For all of the foregoing reasons, the order of the Appellate Division, insofar as it authorized resubmission of the charges to a new Grand Jury, should be reversed and the order of the trial court dismissing the indictment with prejudice reinstated.
.Since the court’s inquiry was clearly inadequate in this case, we need not decide whether a truly searching judicial inquiry would have sufficed as a substitute for the presence and independent advice of a retained or assigned attorney at this early pretrial phase of the proceeding (cf., People v Sawyer, 57 NY2d 12).
.We note that the record does not even support a conclusion that an unequivocal waiver of the right to counsel occurred. Defendant never stated, either before the presiding Judge or the Grand Jury, that he did not want the aid of an attorney. Rather, he merely told the Judge that he was unable to afford one. Far from indicating an unequivocal wish to proceed pro se, this comment suggests that defendant may well have welcomed the advice of counsel had he known that a court-appointed attorney would be provided if he were financially unable to retain one (see, CPL 190.52 [1]).
.Subdivision (1) of CPL 190.45 requires that the waiver be in writing. Under subdivision (2), even a written waiver is "not effective unless and until it is sworn to before the grand jury”. Subdivision (3) describes the rights of individuals specifically called by the People and asked to execute an immunity waiver, with express provision made for the invalidity of the waiver if those rights are not observed. Finally, subdivision (4) concerns limited waivers, which are invalid to the extent that the questioning exceeds the waiver’s agreed-upon scope.

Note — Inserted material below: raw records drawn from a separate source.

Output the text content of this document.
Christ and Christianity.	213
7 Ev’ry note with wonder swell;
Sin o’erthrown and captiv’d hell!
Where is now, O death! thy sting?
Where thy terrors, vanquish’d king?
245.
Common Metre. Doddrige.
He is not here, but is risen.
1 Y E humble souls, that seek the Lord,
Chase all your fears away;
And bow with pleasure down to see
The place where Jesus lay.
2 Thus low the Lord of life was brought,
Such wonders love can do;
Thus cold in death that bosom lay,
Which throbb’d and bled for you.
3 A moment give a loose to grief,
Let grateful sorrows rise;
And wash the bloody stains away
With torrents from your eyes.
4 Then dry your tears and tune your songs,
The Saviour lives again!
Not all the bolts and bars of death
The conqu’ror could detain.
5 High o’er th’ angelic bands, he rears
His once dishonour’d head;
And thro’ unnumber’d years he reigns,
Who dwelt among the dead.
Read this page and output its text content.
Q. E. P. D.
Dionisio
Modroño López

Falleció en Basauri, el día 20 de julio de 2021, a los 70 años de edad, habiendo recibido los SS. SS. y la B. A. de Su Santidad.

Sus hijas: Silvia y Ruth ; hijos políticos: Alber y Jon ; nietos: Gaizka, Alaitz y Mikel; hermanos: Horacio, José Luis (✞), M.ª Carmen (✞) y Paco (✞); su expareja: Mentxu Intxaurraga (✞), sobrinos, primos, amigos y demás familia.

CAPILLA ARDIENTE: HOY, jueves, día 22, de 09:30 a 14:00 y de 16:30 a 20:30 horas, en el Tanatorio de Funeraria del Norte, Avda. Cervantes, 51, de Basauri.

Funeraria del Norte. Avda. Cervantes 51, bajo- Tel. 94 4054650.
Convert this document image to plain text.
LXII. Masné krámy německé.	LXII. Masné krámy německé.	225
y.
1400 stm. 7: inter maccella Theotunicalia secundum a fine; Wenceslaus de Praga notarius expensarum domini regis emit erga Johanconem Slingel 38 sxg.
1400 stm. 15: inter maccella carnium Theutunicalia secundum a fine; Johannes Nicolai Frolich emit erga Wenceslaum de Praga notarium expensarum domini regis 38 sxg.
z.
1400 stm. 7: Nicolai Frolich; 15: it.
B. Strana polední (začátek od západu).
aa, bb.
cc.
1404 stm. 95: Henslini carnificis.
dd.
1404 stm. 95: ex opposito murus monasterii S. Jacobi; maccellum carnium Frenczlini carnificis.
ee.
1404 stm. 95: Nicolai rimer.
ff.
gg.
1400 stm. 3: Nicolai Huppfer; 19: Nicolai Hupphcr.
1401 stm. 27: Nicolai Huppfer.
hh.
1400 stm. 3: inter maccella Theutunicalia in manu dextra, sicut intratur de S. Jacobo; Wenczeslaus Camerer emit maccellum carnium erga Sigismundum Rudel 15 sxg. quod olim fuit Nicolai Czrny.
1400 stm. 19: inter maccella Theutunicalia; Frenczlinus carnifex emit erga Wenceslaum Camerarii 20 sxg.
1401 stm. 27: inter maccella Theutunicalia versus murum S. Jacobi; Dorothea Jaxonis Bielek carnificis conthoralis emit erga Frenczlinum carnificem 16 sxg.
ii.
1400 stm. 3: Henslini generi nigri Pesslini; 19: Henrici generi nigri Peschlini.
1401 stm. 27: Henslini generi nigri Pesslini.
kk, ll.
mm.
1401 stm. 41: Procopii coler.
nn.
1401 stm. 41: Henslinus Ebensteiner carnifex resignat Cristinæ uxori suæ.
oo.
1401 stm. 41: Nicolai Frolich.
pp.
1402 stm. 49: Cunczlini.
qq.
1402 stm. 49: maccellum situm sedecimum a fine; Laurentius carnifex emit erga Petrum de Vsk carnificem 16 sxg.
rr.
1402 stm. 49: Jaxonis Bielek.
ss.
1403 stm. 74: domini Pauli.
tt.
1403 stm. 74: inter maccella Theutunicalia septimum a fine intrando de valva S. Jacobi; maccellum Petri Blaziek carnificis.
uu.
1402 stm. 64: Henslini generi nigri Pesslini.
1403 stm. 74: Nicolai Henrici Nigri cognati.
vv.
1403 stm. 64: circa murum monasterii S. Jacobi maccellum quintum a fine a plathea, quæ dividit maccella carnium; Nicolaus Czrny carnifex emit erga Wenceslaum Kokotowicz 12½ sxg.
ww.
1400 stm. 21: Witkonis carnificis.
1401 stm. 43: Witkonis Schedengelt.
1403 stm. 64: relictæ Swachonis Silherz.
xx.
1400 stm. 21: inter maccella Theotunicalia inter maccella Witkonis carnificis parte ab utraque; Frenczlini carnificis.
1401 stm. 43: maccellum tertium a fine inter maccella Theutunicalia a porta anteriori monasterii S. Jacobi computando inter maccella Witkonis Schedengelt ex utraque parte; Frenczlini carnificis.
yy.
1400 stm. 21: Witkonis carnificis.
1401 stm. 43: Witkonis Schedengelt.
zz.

.Under CPL 190.45 (3), "[a] person who is called by the people as a witness in a grand jury proceeding and requested by the district attorney [to waive immunity] has a right to confer with counsel before deciding whether he will comply with such request,” and "[a]ny waiver obtained * * * in violation of [that requirement] is invalid and ineffective.” In contrast, under CPL 190.52 (1), "[a]ny person who appears as a witness and has signed a waiver of immunity” is entitled to the assistance of assigned or retained counsel in the Grand Jury room, but no provision is made for mandatory advisement of that right or for invalidation of the waiver if the right is not observed.